Neurodegeneration-targeting biotech Allyx Therapeutics has revealed positive Phase 1b multiple ascending dose data that demonstrates the safety of its lead compound ALX-001. The New Haven, Connecticut-based company is now advancing ALX-001 into Phase 2 clinical development for both Alzheimer’s and Parkinson’s disease.

ALX-001, licensed from Bristol Myers Squibb and Yale University, is a synapse-targeted, disease-modifying oral therapy designed for Alzheimer’s and Parkinson’s diseases. The compound, a modulator of a glutamate receptor in the brain called mGluR5, selectively blocks pathogenic activation while preserving the normal physiological glutamate signaling critical for cognition. Allyx believes the approach presents a potential solution for the synaptic dysfunction and loss associated with neurodegenerative diseases.
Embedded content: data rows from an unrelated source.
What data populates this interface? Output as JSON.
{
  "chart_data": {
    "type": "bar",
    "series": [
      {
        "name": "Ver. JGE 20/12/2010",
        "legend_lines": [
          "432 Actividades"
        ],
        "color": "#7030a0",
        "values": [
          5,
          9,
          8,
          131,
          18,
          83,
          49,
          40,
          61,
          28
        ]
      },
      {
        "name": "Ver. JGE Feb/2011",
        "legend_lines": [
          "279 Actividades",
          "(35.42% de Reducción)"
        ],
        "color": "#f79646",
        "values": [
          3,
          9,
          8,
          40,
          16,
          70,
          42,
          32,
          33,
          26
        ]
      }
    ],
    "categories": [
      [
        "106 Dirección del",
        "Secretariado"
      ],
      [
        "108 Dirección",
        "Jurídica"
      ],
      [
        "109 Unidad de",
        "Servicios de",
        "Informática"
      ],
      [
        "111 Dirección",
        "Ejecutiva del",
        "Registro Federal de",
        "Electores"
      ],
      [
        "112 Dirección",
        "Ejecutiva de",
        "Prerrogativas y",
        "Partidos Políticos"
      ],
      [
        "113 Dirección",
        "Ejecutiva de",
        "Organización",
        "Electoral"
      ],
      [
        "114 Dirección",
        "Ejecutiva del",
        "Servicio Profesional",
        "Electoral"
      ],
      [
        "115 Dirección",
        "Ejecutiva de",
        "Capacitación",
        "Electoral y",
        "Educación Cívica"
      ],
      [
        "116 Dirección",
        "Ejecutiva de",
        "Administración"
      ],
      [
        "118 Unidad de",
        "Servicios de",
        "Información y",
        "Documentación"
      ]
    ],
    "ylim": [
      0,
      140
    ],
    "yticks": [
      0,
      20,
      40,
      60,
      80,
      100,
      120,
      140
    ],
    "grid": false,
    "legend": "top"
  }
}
The Phase 1b multiple ascending dose study evaluated the safety, tolerability, and pharmacokinetics of ALX-001 in 32 healthy adults aged 50-80. The results demonstrated the safety of ALX-001 across various doses (50mg to 150mg) in cognitively normal older adults, with two doses (50mg and 100mg) selected for further studies. Allyx reports that all doses were well-tolerated without serious adverse events.

“The data show that ALX-001 achieved high target engagement without any adverse events related to mGluR5, which supports our vision to mediate synaptic dysfunction and loss while avoiding the on-target toxicity observed with other treatment modalities,” said Dr Stephen Strittmatter, scientific founder of Allyx and professor of neuroscience at Yale.

The next phase of clinical development will be the initiation of two 28-day patient studies, which will be the first studies of ALX-001 in people living with Alzheimer’s and Parkinson’s disease.

“We believe that the results from the Phase 1b MAD study directly support larger scale Phase 2 clinical development to more fully understand the potential for ALX-001 to become the first-ever disease-modifying small molecule for neurodegenerative diseases,” said Dr Tim Siegert, COO of Allyx.

The ALX-001 program is backed by more than $20 million in grant funding from sources including the National Institutes of Health, Small Business Innovation Research programs, Alzheimer’s Association, and The Michael J. Fox Foundation for Parkinson’s Research, among others.

Allyx’s expansion into a clinical program in Parkinson’s disease, was marked by the recent acceptance of an Investigational New Drug Application by the FDA.

“We are working with urgency to understand how the unique mechanism of action of ALX-001 at mGluR5, which preserves and protects synapses, can introduce meaningful clinical benefits for people living with Alzheimer’s disease and Parkinson’s disease,” said Dr Stephen Bloch, CEO of Allyx. “Our aim is to deliver the first-ever disease-modifying small molecule for these and other neurodegenerative diseases.”